A autoridade financeira do governo dos EUA, o Treasury, recentemente publicou um projeto para o GENIUS Act (Guaranteeing Enforceable National Innovation for Stablecoins Act of 2024), e suas implicações são profundas. Principalmente os stablecoins offshore — ou seja, aqueles tokens digitais emitidos em lugares como Ilhas Cayman ou Seychelles — não terão mais vez a partir de 2028. O que isso implica na prática? Plataformas de negociação norte-americanas, como Coinbase ou Kraken, não poderão mais listar esses tokens. Para os usuários, isso significa que, embora ainda possam realizar transações em blockchains descentralizadas, a dependência de exchanges reguladas limitará drasticamente suas opções.
Mas por que tanta pressa? Os motivos por trás da regulamentação
As autoridades norte-americanas justificam sua investida com preocupações familiares a todos nós: lavagem de dinheiro, financiamento ao terrorismo e manipulação de mercado. Embora os stablecoins sejam práticos, muitos desses tokens são emitidos fora dos EUA — e é aí que os alarmes soam nas agências reguladoras. O receio é que stablecoins não regulamentados possam ser usados em canais escuros. Ao mesmo tempo, o governo dos EUA busca aumentar seu controle sobre o sistema de pagamentos digitais.
No entanto, o GENIUS Act vai além: ele propõe um novo conjunto de regras para todos os stablecoins usados como meio de pagamento nos EUA. Apenas aqueles que cumprirem exigências rigorosas — como licenciamento oficial e auditorias periódicas — poderão operar no mercado norte-americano.
Stablecoins offshore: será o seu fim?
Os stablecoins estrangeiros, como Tether (USDT) e USDC, que embora sejam amplamente usados globalmente, muitas vezes têm sede legal em paraísos fiscais, serão os mais afetados a partir de 2028. Sem aprovação nos EUA, el
es perderão o acesso às principais plataformas de negociação do país.

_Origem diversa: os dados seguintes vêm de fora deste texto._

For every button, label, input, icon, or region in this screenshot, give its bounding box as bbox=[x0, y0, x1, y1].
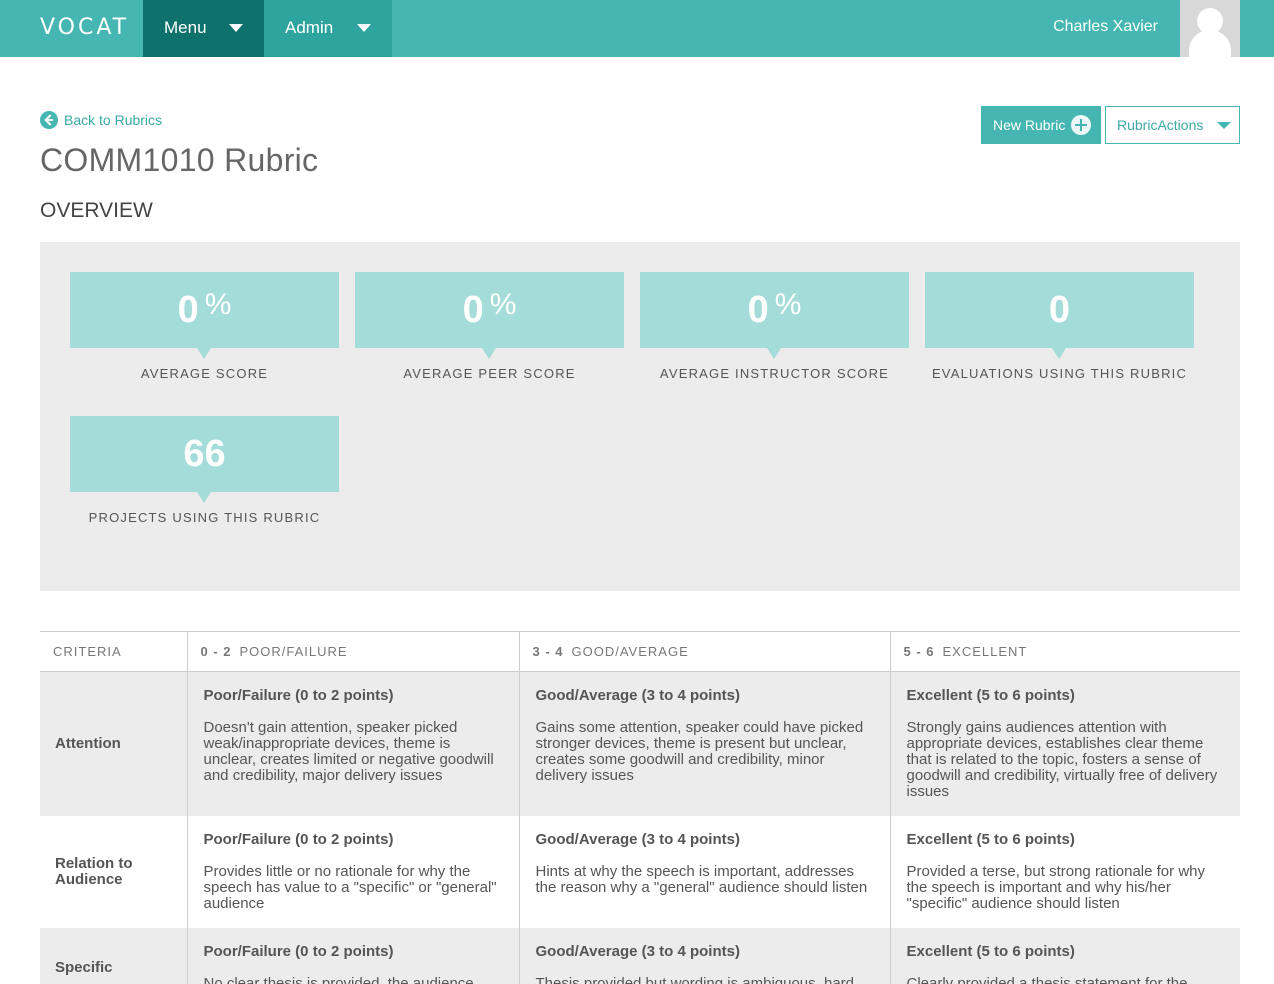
cell-description: Gains some attention, speaker could have… bbox=[535, 719, 864, 784]
stat-label: EVALUATIONS USING THIS RUBRIC bbox=[931, 366, 1188, 381]
new-rubric-button[interactable]: New Rubric bbox=[981, 106, 1101, 144]
stat-box: 66 bbox=[70, 416, 339, 503]
plus-circle-icon bbox=[1071, 115, 1091, 135]
stat-label: AVERAGE PEER SCORE bbox=[403, 366, 576, 381]
table-row: Relation to Audience Poor/Failure (0 to … bbox=[40, 816, 1240, 928]
top-navbar: VOCAT Menu Admin Charles Xavier bbox=[0, 0, 1274, 57]
cell-description: No clear thesis is provided, the audienc… bbox=[203, 975, 474, 984]
rubric-cell: Poor/Failure (0 to 2 points) No clear th… bbox=[186, 928, 519, 984]
cell-title: Poor/Failure (0 to 2 points) bbox=[203, 687, 394, 704]
rubric-cell: Poor/Failure (0 to 2 points) Doesn't gai… bbox=[186, 671, 519, 816]
column-header-excellent: 5 - 6 EXCELLENT bbox=[889, 631, 1240, 672]
stat-average-score: 0% AVERAGE SCORE bbox=[70, 272, 339, 381]
rubric-cell: Good/Average (3 to 4 points) Gains some … bbox=[518, 671, 890, 816]
stat-average-peer-score: 0% AVERAGE PEER SCORE bbox=[355, 272, 624, 381]
cell-description: Clearly provided a thesis statement for … bbox=[906, 975, 1188, 984]
column-header-criteria: CRITERIA bbox=[40, 631, 187, 672]
rubric-actions-label: RubricActions bbox=[1117, 117, 1204, 133]
stat-box: 0 bbox=[925, 272, 1194, 359]
rubric-cell: Good/Average (3 to 4 points) Thesis prov… bbox=[518, 928, 890, 984]
rubric-table: CRITERIA 0 - 2 POOR/FAILURE 3 - 4 GOOD/AVE… bbox=[40, 631, 1240, 984]
chevron-down-icon bbox=[229, 24, 243, 32]
stat-value: 66 bbox=[183, 433, 226, 475]
vocat-logo[interactable]: VOCAT bbox=[40, 15, 129, 40]
column-range: 3 - 4 bbox=[532, 644, 564, 659]
criteria-name: Relation to Audience bbox=[40, 816, 187, 928]
rubric-cell: Good/Average (3 to 4 points) Hints at wh… bbox=[518, 816, 890, 928]
cell-description: Doesn't gain attention, speaker picked w… bbox=[203, 719, 494, 784]
page-title: COMM1010 Rubric bbox=[40, 142, 319, 178]
chevron-down-icon bbox=[1217, 122, 1231, 129]
table-row: Attention Poor/Failure (0 to 2 points) D… bbox=[40, 671, 1240, 816]
column-label: EXCELLENT bbox=[942, 644, 1028, 659]
stat-unit: % bbox=[774, 288, 802, 321]
stat-projects-count: 66 PROJECTS USING THIS RUBRIC bbox=[70, 416, 339, 525]
stat-average-instructor-score: 0% AVERAGE INSTRUCTOR SCORE bbox=[640, 272, 909, 381]
cell-title: Good/Average (3 to 4 points) bbox=[535, 687, 740, 704]
criteria-name: Specific bbox=[40, 928, 187, 984]
overview-heading: OVERVIEW bbox=[40, 199, 153, 222]
rubric-cell: Excellent (5 to 6 points) Provided a ter… bbox=[889, 816, 1240, 928]
column-range: 5 - 6 bbox=[903, 644, 935, 659]
column-header-poor: 0 - 2 POOR/FAILURE bbox=[186, 631, 519, 672]
stat-box: 0% bbox=[70, 272, 339, 359]
rubric-header-row: CRITERIA 0 - 2 POOR/FAILURE 3 - 4 GOOD/AVE… bbox=[40, 631, 1240, 672]
chevron-down-icon bbox=[357, 24, 371, 32]
avatar[interactable] bbox=[1180, 0, 1240, 57]
stat-unit: % bbox=[489, 288, 517, 321]
cell-description: Provides little or no rationale for why … bbox=[203, 863, 497, 912]
cell-description: Strongly gains audiences attention with … bbox=[906, 719, 1218, 800]
stat-box: 0% bbox=[640, 272, 909, 359]
cell-title: Excellent (5 to 6 points) bbox=[906, 943, 1075, 960]
stat-label: PROJECTS USING THIS RUBRIC bbox=[88, 510, 321, 525]
stat-unit: % bbox=[204, 288, 232, 321]
admin-label: Admin bbox=[285, 18, 334, 37]
cell-title: Excellent (5 to 6 points) bbox=[906, 687, 1075, 704]
menu-label: Menu bbox=[164, 18, 207, 37]
stat-value: 0 bbox=[177, 289, 199, 331]
stat-value: 0 bbox=[1048, 289, 1071, 331]
cell-title: Good/Average (3 to 4 points) bbox=[535, 831, 740, 848]
cell-title: Poor/Failure (0 to 2 points) bbox=[203, 831, 394, 848]
stat-value: 0 bbox=[462, 289, 484, 331]
back-to-rubrics-link[interactable]: Back to Rubrics bbox=[40, 111, 162, 129]
stat-value: 0 bbox=[747, 289, 769, 331]
column-range: 0 - 2 bbox=[200, 644, 232, 659]
stat-label: AVERAGE SCORE bbox=[140, 366, 269, 381]
user-name[interactable]: Charles Xavier bbox=[1053, 18, 1158, 36]
cell-title: Good/Average (3 to 4 points) bbox=[535, 943, 740, 960]
rubric-actions-dropdown[interactable]: RubricActions bbox=[1105, 106, 1240, 144]
rubric-cell: Excellent (5 to 6 points) Clearly provid… bbox=[889, 928, 1240, 984]
cell-title: Excellent (5 to 6 points) bbox=[906, 831, 1075, 848]
cell-title: Poor/Failure (0 to 2 points) bbox=[203, 943, 394, 960]
cell-description: Provided a terse, but strong rationale f… bbox=[906, 863, 1206, 912]
stat-evaluations-count: 0 EVALUATIONS USING THIS RUBRIC bbox=[925, 272, 1194, 381]
column-label: GOOD/AVERAGE bbox=[571, 644, 689, 659]
rubric-cell: Excellent (5 to 6 points) Strongly gains… bbox=[889, 671, 1240, 816]
rubric-cell: Poor/Failure (0 to 2 points) Provides li… bbox=[186, 816, 519, 928]
stat-label: AVERAGE INSTRUCTOR SCORE bbox=[659, 366, 890, 381]
overview-panel: 0% AVERAGE SCORE 0% AVERAGE PEER SCORE 0… bbox=[40, 242, 1240, 591]
avatar-body-shape bbox=[1189, 30, 1231, 57]
admin-dropdown[interactable]: Admin bbox=[264, 0, 392, 57]
column-label: CRITERIA bbox=[53, 644, 122, 659]
column-header-good: 3 - 4 GOOD/AVERAGE bbox=[518, 631, 890, 672]
new-rubric-label: New Rubric bbox=[993, 117, 1066, 133]
cell-description: Thesis provided but wording is ambiguous… bbox=[535, 975, 855, 984]
stat-box: 0% bbox=[355, 272, 624, 359]
back-link-label: Back to Rubrics bbox=[64, 112, 163, 128]
arrow-left-circle-icon bbox=[40, 111, 58, 129]
column-label: POOR/FAILURE bbox=[239, 644, 348, 659]
cell-description: Hints at why the speech is important, ad… bbox=[535, 863, 868, 896]
criteria-name: Attention bbox=[40, 671, 187, 816]
table-row: Specific Poor/Failure (0 to 2 points) No… bbox=[40, 928, 1240, 984]
menu-dropdown[interactable]: Menu bbox=[143, 0, 264, 57]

As consequências seriam enormes:
- Exchanges precisarão se adaptar: Plataformas norte-americanas como Coinbase e Kraken teriam que remover grande parte de seus stablecoins da lista de negociação.

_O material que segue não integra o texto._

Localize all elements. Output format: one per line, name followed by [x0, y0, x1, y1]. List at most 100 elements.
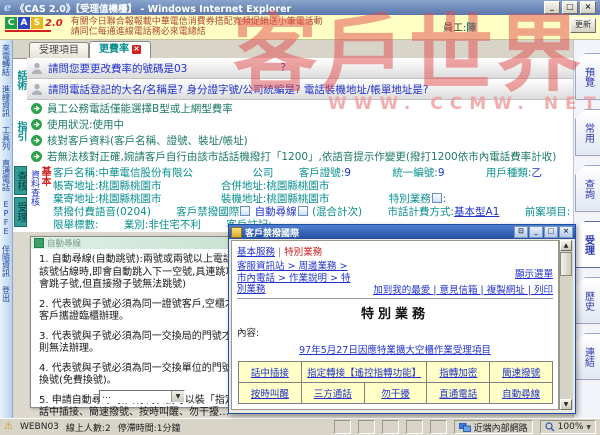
notes-window-icon [34, 238, 44, 248]
guide-text: 核對客戶資料(客戶名稱、證號、裝址/帳址) [47, 133, 248, 148]
special-service-icon[interactable] [432, 193, 442, 203]
tab-links[interactable]: 連結 [575, 333, 600, 380]
link-call-waiting[interactable]: 話中插接 [251, 368, 289, 379]
rail-item-incoming-info[interactable]: 進線資訊 [1, 85, 12, 117]
limit-label: 限舉標數: [53, 219, 99, 231]
industry-label: 業別:非住宅不利 [124, 219, 201, 231]
right-rail: 預覽 常用 查詢 受理 歷史 連結 [573, 40, 600, 418]
refresh-button[interactable]: 更新 [570, 18, 596, 33]
link-call-forwarding[interactable]: 指定轉接【遙控指轉功能】 [307, 368, 421, 379]
link-auto-hunting[interactable]: 自動尋線 [502, 389, 540, 400]
notice-line-1: 有關今日聯合報報載中華電信消費券搭配寬頻促銷送小筆電活動 [71, 17, 323, 27]
show-menu-link[interactable]: 顯示選單 [373, 266, 553, 280]
rail-item-companion-info[interactable]: 伴隨資訊 [1, 245, 12, 277]
content-label: 內容: [237, 325, 553, 339]
cas-logo-s: S [31, 17, 43, 29]
popup-breadcrumb-block: 客服資訊站 > 周邊業務 > 市內電話 > 作業說明 > 特別業務 顯示選單 加… [237, 261, 553, 299]
zoom-icon [545, 422, 555, 432]
guide-row: 若無法核對正確,婉請客戶自行由該市話話機撥打「1200」,依語音提示作變更(撥打… [27, 148, 573, 164]
customer-name: 客戶名稱:中華電信股份有限公 [53, 167, 193, 179]
special-service-label: 特別業務 [389, 193, 431, 205]
merged-address: 合併地址:桃園縣桃園市 [221, 180, 330, 192]
link-wakeup-call[interactable]: 按時叫醒 [251, 389, 289, 400]
block-paid-audio: 禁撥付費語音(0204) [53, 206, 151, 218]
prior-case-label: 前案項目: [525, 206, 569, 218]
tab-verify[interactable]: 查核 [14, 166, 27, 195]
scroll-down-icon[interactable]: ▼ [560, 399, 572, 410]
tab-preview[interactable]: 預覽 [575, 53, 600, 100]
rail-item-epfe[interactable]: EPFE [1, 200, 12, 236]
person-icon [31, 83, 43, 95]
rail-item-logout[interactable]: 登出 [1, 286, 12, 302]
block-intl-label: 客戶禁撥國際 [176, 206, 239, 218]
link-do-not-disturb[interactable]: 勿干擾 [381, 389, 410, 400]
status-pane [358, 420, 375, 434]
special-service-announcement-link[interactable]: 97年5月27日因應特業擴大空櫃作業受理項目 [299, 345, 491, 356]
network-zone-label: 近端內部網路 [474, 421, 528, 434]
block-intl-icon[interactable] [240, 206, 250, 216]
auto-hunting-icon[interactable] [298, 206, 308, 216]
rail-item-toolbar[interactable]: 工具列 [1, 126, 12, 150]
popup-window-icon [231, 227, 242, 238]
special-services-table: 話中插接 指定轉接【遙控指轉功能】 指轉加密 簡速撥號 按時叫醒 三方通話 勿干… [238, 361, 553, 404]
script-text-suffix: ? [280, 62, 286, 74]
scroll-up-icon[interactable]: ▲ [560, 240, 572, 251]
tab-accept-items[interactable]: 受理項目 [29, 42, 89, 58]
link-speed-dial[interactable]: 簡速撥號 [502, 368, 540, 379]
data-verify-label: 資料查核 [29, 170, 39, 206]
tab-query[interactable]: 查詢 [575, 165, 600, 212]
rail-item-direct-call[interactable]: 直通電話 [1, 159, 12, 191]
popup-restore-button[interactable]: □ [544, 226, 558, 238]
restore-button[interactable]: □ [562, 1, 578, 14]
guide-text: 使用狀況:使用中 [47, 117, 124, 132]
tab-process[interactable]: 受理 [14, 197, 27, 227]
mixed-count: (混合計次) [312, 206, 362, 218]
tab-close-icon[interactable]: × [132, 45, 141, 54]
guide-rows: 員工公務電話僅能選擇B型或上網型費率 使用狀況:使用中 核對客戶資料(客戶名稱、… [27, 100, 573, 164]
link-direct-call[interactable]: 直通電話 [439, 389, 477, 400]
user-kind-label: 用戶種類: [486, 167, 532, 179]
guide-text: 若無法核對正確,婉請客戶自行由該市話話機撥打「1200」,依語音提示作變更(撥打… [47, 149, 556, 164]
zoom-level: 100% [558, 422, 584, 432]
dropdown-arrow-icon[interactable]: ▼ [171, 391, 184, 402]
popup-minimize-button[interactable]: _ [529, 226, 543, 238]
scroll-thumb[interactable] [560, 252, 572, 276]
tab-history[interactable]: 歷史 [575, 277, 600, 324]
link-forward-encrypt[interactable]: 指轉加密 [439, 368, 477, 379]
notes-dropdown-value: … [100, 391, 171, 402]
zoom-pane[interactable]: 100% ▼ [540, 420, 596, 434]
employee-name: 陳 [466, 23, 476, 34]
script-row: 請問您要更改費率的號碼是03 ? [27, 58, 573, 79]
nav-special-service: 特別業務 [284, 247, 322, 258]
notes-dropdown[interactable]: … ▼ [99, 390, 185, 403]
breadcrumb[interactable]: 客服資訊站 > 周邊業務 > 市內電話 > 作業說明 > 特別業務 [237, 261, 357, 296]
customer-type: 公司 [252, 167, 273, 179]
employee-info: 員工:陳 [443, 19, 476, 34]
warning-icon: ⚠ [4, 422, 13, 432]
cert-no-value: 9 [344, 167, 351, 179]
popup-nav: 基本服務|特別業務 [237, 244, 553, 258]
minimize-button[interactable]: _ [544, 1, 560, 14]
customer-row-3: 棄寄地址:桃園縣桃園市 裝機地址:桃園縣桃園市 特別業務: [53, 193, 569, 206]
link-three-way-call[interactable]: 三方通話 [314, 389, 352, 400]
popup-close-button[interactable]: × [559, 226, 573, 238]
uniform-no-label: 統一編號: [392, 167, 438, 179]
popup-body: 基本服務|特別業務 客服資訊站 > 周邊業務 > 市內電話 > 作業說明 > 特… [231, 240, 559, 410]
nav-basic-service[interactable]: 基本服務 [237, 247, 275, 258]
tab-frequent[interactable]: 常用 [575, 109, 600, 156]
tab-change-rate-label: 更費率 [99, 44, 129, 55]
notes-title: 自動尋線 [47, 237, 81, 249]
guide-row: 使用狀況:使用中 [27, 116, 573, 132]
tab-accept[interactable]: 受理 [575, 221, 600, 268]
zoom-caret-icon[interactable]: ▼ [586, 424, 591, 431]
cas-logo-c: C [5, 17, 17, 29]
popup-title-bar[interactable]: 客戶禁撥國際 ⊟ _ □ × [229, 225, 575, 239]
tab-change-rate[interactable]: 更費率× [89, 41, 151, 58]
network-zone-pane: 近端內部網路 [454, 420, 533, 434]
close-button[interactable]: × [580, 1, 596, 14]
page-action-links[interactable]: 加到我的最愛 | 意見信箱 | 複製網址 | 列印 [373, 282, 553, 296]
rail-item-call-transfer[interactable]: 來電轉結 [1, 44, 12, 76]
popup-scrollbar[interactable]: ▲ ▼ [559, 240, 573, 410]
title-bar: e 《CAS 2.0》【受理值機檯】 - Windows Internet Ex… [0, 0, 600, 15]
popup-extra-button[interactable]: ⊟ [514, 226, 528, 238]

- Perda de liquidez para usuários: Embora cidadãos dos EUA pudessem continuar negociando em plataformas descentralizadas como Uniswap, o acesso a mercados líquidos seria severamente limitado.
- Inovação prejudicada: Qualquer projeto de stablecoin que planeje ser lançado fora dos EUA teria que reconsiderar se vale a pena entrar no mercado norte-americano.
Protestos e resistência
Nem todos no ecossistema de criptomoedas estão entusiasmados. Muitos alertam sobre a possibilidade de overregulation e receiam que o GENIUS Act sufocará a inovação no sistema de pagamentos. Uma crítica comum é que o projeto não diferencia stablecoins de pagamento legítimos de outros tokens. Isso poderia até atingir stablecoins algorítmicos — que são, afinal, uma categoria distinta.
Outro ponto de discórdia é o cronograma. Por que esperar até 2028? Por que não agir imediatamente? Os defensores argumentam que uma implementação gradual é necessária para evitar o caos no mercado. Mas se isso será suficiente, só o tempo dirá.
E agora, o que acontece?
Atualmente, o GENIUS Act ainda é um projeto de lei. Até julho de 2024, interessados poderão apresentar comentários antes da versão final ser aprovada. Caso o projeto seja aprovado, resta saber como o mundo das criptomoedas reagirá.
Uma coisa é certa: os EUA estão apertando o cerco — e isso pode desencadear uma reação em cadeia. Outros países podem adotar regulamentações semelhantes. Para investidores e empresas, o momento é de preparação. Quem depende de stablecoins offshore precisa pensar em alternativas antes que o acesso se torne inviável.
Os próximos meses vão mostrar se o GENIUS Act trará a segurança desejada, ou se, em vez disso, levará os EUA a perder ainda mais protagonismo no universo das criptomoedas. Uma coisa é certa: a batalha pelo controle das moedas digitais entrou em uma nova fase — e promete ser agitada.